Sie nahm sich Zeit mit der Antwort. »Vergessen Sie’s. Ich lasse Sie nicht noch mal zu ihm, wenn ich es vermeiden kann. Sie haben mit dem Fall nichts zu tun. Abgesehen davon, dass ich Sie um Amtshilfe bitten werde. Erzählen Sie mir von Ihrem Kollegen Andreas Reeken.«

»Was wollen Sie wissen?«

»Ich habe doch schon gesagt, dass ich mit Helmut Reuter gesprochen habe.« Reuter war der Leiter des Fachkommissariats, dem Erik als Leiter der Mordkommission unterstand. »Ich habe ihm alles erzählt, was wir haben, und er hat mich an Sie verwiesen. Außerdem hat mein KPI-Leiter bereits mit Ihrem KPI-Leiter telefoniert. Also?«

Die Leiter der Kriminalpolizeiinspektionen hatten sich also schon unterhalten. Erik zuckte mit den Schultern. Er betrachtete Natalie Thiele nun ganz offen und in aller Ruhe, während sie zurückstarrte. Wer zuerst wegsieht, dachte Erik. Er würde es nicht sein. Sie hatte ein attraktives Gesicht mit klaren grünlichen Augen, einer geraden Nase und einem eckigen Kinn. Sie war nicht geschminkt, hatte es aber auch nicht nötig. Die glatten Haare hatte sie schlicht zu einem Zopf zurückgebunden. Jede andere Frau hätte sich blonde Strähnchen gemacht, um ihrem Haar mehr Glanz zu geben, sie nicht. Sie tat wohl alles, um nicht als Weibchen zu gelten. Ihre praktische Kleidung unterstrich dieses Anliegen. Nun sah sie weg. Diese kleine Schlacht hatte er gewonnen.

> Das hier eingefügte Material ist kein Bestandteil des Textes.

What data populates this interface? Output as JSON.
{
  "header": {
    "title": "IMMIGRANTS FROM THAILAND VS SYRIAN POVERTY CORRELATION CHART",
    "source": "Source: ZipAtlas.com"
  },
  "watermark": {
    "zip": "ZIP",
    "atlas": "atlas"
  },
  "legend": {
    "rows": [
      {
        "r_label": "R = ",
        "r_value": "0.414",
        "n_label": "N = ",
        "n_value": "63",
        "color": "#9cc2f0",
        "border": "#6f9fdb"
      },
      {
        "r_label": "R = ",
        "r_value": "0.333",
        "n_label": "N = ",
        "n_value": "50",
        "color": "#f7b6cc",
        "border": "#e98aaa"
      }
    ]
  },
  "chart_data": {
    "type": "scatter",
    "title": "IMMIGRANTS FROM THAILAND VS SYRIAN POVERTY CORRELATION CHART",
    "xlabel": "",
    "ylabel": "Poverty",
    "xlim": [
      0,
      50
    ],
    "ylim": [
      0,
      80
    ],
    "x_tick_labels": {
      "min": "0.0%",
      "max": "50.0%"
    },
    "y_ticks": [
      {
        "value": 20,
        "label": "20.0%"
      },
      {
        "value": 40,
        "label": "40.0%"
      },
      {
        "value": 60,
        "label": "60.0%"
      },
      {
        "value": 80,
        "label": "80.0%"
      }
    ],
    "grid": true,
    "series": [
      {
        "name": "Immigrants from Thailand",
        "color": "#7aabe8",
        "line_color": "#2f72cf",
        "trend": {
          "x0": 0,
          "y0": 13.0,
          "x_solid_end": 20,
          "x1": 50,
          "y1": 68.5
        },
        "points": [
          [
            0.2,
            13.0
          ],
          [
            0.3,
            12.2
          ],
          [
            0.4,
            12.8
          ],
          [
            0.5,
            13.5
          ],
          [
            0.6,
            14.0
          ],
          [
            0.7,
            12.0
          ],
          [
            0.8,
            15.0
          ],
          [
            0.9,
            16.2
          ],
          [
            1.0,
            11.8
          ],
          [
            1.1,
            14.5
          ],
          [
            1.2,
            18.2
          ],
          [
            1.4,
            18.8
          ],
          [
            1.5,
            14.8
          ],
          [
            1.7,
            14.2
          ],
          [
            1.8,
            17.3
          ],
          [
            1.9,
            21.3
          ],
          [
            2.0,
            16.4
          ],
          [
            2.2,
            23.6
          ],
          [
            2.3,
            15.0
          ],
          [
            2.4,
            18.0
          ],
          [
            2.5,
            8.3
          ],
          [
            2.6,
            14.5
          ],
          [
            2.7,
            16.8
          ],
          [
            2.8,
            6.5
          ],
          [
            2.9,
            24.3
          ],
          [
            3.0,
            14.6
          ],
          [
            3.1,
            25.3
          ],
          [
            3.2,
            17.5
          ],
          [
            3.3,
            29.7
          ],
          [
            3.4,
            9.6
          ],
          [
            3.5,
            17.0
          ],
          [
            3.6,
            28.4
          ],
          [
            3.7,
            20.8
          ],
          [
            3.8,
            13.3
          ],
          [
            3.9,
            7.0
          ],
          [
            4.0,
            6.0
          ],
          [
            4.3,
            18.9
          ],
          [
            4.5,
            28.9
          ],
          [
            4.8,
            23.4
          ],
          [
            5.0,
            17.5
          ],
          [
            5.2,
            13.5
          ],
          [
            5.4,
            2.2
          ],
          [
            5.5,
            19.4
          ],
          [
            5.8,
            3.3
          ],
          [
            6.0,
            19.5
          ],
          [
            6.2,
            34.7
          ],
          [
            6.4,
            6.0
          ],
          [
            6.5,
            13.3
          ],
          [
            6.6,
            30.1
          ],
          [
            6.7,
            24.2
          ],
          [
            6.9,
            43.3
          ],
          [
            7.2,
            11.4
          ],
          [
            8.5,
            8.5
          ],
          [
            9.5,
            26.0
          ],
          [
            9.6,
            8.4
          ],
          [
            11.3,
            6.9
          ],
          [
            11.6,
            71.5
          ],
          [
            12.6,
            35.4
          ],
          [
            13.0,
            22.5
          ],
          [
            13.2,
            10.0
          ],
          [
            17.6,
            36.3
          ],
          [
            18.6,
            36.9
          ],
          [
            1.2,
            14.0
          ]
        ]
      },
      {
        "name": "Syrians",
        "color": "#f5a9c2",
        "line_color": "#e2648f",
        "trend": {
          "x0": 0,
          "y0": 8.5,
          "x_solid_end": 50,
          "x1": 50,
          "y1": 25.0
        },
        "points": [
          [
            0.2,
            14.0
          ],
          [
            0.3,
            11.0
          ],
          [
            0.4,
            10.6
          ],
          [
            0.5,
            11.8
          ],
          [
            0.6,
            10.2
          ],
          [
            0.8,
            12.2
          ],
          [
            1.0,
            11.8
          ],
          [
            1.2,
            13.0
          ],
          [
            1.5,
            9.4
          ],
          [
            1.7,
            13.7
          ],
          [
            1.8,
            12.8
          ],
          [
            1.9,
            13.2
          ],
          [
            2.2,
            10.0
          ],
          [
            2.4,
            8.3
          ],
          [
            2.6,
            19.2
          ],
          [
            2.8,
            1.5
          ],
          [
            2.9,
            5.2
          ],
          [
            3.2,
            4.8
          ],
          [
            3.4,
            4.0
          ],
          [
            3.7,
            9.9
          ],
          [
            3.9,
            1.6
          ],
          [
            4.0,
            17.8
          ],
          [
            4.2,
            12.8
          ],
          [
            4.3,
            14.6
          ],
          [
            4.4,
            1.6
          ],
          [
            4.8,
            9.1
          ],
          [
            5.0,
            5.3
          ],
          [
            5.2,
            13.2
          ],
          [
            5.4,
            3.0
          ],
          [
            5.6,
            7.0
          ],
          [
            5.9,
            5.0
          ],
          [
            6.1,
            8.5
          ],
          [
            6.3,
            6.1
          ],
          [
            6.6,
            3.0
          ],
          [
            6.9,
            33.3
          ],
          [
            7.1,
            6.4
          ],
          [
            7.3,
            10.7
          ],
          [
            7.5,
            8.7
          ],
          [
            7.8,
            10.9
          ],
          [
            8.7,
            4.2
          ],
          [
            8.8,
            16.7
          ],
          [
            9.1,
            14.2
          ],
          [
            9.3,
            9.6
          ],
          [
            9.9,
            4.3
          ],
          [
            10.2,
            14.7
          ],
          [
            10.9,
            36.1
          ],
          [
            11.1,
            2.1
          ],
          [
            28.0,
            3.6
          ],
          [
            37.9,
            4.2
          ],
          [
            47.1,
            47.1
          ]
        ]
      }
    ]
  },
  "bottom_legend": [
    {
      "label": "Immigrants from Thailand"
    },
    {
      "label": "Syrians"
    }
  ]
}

»Ich habe zuerst eine Frage an Sie«, sagte Erik. »Warum haben die Sanitäter so lange gebraucht?«

»Der Notruf war nicht eindeutig. Erst wurde nur ein Wagen losgeschickt. In Heringsdorf ist eine Notfallstation, mit Blaulicht braucht man aber trotzdem schon mal gut und gerne zwanzig Minuten. Je nach Verkehr dauert es länger. Bei dem Wetter besteht die Insel fast nur aus Blechlawinen, besonders am Wochenende. Da will jeder in die Kaiserbäder.«

»Zwanzig Minuten. Das ist zu lang.«

»Allerdings. Der Notarzt hat sofort Hubschrauber angefordert.